Ensayo
La práctica del deseo
Felices quienes desean y no son deseados. Porque de ellos será el reino de los cielos.
Nadie se priva del deseo. Nadie se priva de desear ni de ser deseado. No está en las manos de un protagonista negociar con el deseo. Porque el deseo rebasa. Cuando se muestra es demasiado tarde para dilucidar si va o viene.
Cuando el niño desea, cuando descubre en alguna de las mujeres que lo rodean el feliz acoso del deseo, las cosas se llaman por su nombre. A partir de ahí, ese niño verá en cada mujer que lo toque, que lo acaricie, una fisura al paraíso. Porque siempre ha sido así. Porque siempre ha sido llamado así. Basta con leer a Homero. Basta con leer la Biblia para encontrar el límite entre una cosa y otra.
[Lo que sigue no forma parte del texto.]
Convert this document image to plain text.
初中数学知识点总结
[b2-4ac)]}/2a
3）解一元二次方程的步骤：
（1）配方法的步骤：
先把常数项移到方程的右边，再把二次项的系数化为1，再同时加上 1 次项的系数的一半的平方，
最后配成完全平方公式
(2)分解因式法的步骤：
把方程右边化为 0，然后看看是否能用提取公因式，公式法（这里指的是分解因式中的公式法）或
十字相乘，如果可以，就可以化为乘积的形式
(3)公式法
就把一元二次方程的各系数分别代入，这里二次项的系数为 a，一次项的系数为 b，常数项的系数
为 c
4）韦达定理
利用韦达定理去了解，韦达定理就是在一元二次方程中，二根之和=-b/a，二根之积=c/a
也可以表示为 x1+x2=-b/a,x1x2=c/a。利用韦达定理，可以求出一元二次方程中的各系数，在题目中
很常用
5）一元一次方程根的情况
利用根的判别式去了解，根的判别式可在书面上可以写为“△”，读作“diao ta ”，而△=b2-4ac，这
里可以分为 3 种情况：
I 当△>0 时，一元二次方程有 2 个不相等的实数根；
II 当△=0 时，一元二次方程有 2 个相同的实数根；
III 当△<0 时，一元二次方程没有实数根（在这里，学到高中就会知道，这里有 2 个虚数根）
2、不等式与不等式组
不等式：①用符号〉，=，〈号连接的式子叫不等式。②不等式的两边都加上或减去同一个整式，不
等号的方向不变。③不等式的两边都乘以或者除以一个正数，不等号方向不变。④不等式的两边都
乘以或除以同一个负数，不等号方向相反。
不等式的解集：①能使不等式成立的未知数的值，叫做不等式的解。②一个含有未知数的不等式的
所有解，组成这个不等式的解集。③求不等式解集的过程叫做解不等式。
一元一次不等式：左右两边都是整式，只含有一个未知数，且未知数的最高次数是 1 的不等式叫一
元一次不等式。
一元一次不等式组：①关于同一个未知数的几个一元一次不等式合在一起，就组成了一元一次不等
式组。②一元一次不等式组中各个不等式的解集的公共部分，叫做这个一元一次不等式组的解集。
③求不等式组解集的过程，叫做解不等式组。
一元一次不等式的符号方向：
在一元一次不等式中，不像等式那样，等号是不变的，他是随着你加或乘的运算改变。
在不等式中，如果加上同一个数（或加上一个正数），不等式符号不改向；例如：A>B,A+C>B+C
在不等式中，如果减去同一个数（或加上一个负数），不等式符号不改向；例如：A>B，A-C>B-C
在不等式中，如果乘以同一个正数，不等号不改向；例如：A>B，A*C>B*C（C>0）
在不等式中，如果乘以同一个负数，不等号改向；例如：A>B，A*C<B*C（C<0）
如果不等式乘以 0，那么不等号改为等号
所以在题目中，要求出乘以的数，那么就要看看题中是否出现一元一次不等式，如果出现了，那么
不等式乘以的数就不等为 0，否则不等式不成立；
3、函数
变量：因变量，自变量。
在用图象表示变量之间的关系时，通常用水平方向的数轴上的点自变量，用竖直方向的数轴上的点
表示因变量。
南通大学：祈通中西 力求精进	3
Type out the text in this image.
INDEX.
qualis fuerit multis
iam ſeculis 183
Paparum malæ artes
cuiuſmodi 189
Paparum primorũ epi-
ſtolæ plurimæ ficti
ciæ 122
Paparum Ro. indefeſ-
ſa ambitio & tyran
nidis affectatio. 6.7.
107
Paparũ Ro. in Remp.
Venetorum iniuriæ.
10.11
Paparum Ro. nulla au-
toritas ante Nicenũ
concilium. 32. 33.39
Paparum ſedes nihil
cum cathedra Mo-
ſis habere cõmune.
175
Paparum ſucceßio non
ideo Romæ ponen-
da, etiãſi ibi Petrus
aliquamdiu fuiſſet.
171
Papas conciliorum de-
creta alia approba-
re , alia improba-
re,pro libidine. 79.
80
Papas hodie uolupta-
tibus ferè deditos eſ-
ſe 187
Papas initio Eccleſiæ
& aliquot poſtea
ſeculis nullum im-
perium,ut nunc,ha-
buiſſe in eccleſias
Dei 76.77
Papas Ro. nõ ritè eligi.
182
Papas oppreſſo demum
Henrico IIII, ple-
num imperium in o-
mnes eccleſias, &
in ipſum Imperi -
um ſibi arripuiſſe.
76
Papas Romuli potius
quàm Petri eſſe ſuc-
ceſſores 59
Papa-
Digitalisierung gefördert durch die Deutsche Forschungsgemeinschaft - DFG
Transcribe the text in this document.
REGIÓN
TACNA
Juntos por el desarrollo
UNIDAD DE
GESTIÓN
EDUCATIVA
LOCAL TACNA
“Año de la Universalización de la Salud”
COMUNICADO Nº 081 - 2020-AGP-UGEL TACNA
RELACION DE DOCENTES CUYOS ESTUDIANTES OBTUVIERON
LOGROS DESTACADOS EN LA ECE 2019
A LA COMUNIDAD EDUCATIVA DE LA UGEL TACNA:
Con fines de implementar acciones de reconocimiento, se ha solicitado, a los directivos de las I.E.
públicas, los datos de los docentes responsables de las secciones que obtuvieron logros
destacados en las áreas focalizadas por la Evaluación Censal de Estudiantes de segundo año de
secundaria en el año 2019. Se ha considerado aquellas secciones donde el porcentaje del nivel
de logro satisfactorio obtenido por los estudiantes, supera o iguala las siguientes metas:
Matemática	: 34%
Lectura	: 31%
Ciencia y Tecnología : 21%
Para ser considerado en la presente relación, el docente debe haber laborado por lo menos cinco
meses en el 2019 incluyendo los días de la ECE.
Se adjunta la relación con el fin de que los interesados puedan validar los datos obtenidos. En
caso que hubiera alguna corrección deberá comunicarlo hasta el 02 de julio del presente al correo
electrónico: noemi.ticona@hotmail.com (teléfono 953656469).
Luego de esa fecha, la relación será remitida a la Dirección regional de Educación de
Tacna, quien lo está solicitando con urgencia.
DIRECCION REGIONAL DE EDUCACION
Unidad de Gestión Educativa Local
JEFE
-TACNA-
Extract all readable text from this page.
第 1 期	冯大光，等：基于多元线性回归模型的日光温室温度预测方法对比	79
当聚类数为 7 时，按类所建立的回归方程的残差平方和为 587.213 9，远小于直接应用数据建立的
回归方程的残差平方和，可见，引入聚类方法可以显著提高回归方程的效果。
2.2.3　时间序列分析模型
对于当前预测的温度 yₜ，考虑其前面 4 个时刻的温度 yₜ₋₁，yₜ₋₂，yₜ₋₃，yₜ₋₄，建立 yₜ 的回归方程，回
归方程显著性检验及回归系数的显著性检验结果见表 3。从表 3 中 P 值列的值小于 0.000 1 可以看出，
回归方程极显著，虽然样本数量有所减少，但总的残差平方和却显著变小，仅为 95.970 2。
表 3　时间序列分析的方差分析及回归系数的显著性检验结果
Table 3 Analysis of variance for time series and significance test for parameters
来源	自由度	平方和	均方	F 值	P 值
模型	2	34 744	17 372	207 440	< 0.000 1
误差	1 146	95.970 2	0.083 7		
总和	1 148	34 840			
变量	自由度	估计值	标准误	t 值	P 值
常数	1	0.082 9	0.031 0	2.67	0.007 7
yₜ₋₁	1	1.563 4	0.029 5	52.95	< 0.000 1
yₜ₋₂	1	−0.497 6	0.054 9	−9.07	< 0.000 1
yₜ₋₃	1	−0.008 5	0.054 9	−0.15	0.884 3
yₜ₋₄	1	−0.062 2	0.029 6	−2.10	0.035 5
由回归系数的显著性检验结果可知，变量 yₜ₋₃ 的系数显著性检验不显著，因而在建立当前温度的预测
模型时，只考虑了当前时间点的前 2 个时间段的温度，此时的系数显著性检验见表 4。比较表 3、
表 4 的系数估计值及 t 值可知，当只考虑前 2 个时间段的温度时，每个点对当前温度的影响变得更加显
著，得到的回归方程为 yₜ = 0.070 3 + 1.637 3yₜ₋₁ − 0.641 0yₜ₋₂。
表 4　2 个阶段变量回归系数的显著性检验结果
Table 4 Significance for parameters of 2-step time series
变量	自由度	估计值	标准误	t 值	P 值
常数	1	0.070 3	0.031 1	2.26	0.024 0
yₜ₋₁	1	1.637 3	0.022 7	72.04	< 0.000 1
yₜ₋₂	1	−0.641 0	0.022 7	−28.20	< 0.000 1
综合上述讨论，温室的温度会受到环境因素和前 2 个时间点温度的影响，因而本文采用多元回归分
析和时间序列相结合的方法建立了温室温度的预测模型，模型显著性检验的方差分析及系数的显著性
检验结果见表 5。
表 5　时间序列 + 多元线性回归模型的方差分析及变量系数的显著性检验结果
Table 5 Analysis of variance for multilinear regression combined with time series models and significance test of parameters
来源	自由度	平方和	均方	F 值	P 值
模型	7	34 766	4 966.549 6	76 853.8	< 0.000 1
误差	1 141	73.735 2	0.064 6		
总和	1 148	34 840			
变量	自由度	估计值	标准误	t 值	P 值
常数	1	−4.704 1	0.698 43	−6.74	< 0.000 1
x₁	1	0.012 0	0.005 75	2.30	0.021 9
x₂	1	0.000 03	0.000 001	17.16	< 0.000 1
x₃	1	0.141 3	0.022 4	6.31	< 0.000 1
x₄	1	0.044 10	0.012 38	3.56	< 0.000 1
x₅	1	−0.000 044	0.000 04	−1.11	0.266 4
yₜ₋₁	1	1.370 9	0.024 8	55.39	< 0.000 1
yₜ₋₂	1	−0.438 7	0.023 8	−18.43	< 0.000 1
Ese joven mirará lo que tiene que ver. Descubrirá mañas, trucos, artificios para asomarse, para espiar. Porque en el ejercicio del voyeruismo radica el arte del deseo. Pero a la vez, y esto es lo verdaderamente prodigioso, sin que nadie se lo haya dicho, advertirá que está caminando en el borde del precipicio. Entonces, si su espíritu es grande, actuará con inteligencia y determinación; porque sobre su persona el deseo ha depositado la mano.
Y cuando ese deseo sobreviene al paso del tiempo, aquel hombre seguirá sometido a la pasión con el mismo encono que un toro a la muerte.
Un hombre esclavo del deseo es superior a un hombre esclavo de las ideas. Porque las ideas no conducen a ninguna parte (la humanidad no se creó a partir de una idea). Por más que los portadores de la fe lo afirmen.
Un hombre esclavo del deseo es de los pocos, contadísimos, que ven la vida desde la parte más alta de la torre, tal como el vigía desde la atalaya. Porque el deseo abre horizontes. Permite ver las cosas desde arriba, por encima de la mediocridad que distingue a los enanos de espíritu.
No hay nada más noble que ver a un hombre estrujado por el deseo. Si ha de estar embrutecido por algo, mejor que sea por el deseo. Cualquier otra cosa, llámese como se llame aquello que brota de su corazón y hacia allá emprende el regreso, es inocuo. La sed de conocimiento, la sed de consumar una hazaña —llámese por el camino de la épica o de la política— está destinada al fracaso. Porque el camino del deseo lo compartimos todos. Y a nadie le extraña su escabrosidad.
El deseo no tiene nada que ver con la actividad sexual.
Un anciano acometido por el deseo es insustituible. Aquel hombre de edad cuya mirada se extravía tras las piernas de las mujeres, que les toca las caderas, que les roza los senos, es ejemplo de grandeza humana. E s un hombre sabio, del cual hay que aprender. Es la mejor prueba de que la vida está ahí, enhiesta, inquebrantable, de que la sangre sigue corriendo por las venas.
Y a la inversa: pocos espectáculos tan dramáticos como el de un hombre cuando el deseo lo ha abandonado. Cuando da todo por visto. Cuando deja de asombrarse delante de una mujer que lo mira fijamente; delante de unas piernas que parecen no pisar el suelo al caminar; delante de unos senos en cuyo nacimiento acaso palpite el nacimiento de la vida.
Nada más triste que un hombre que prefiere no mirar. Y lo peor es que ni eso garantiza que el deseo muera en él. Porque en los instantes agónicos de su existencia, cuando se llega el momento de pagar la factura, escuchará una vocecita que lo recrimará por las veces que dijo no.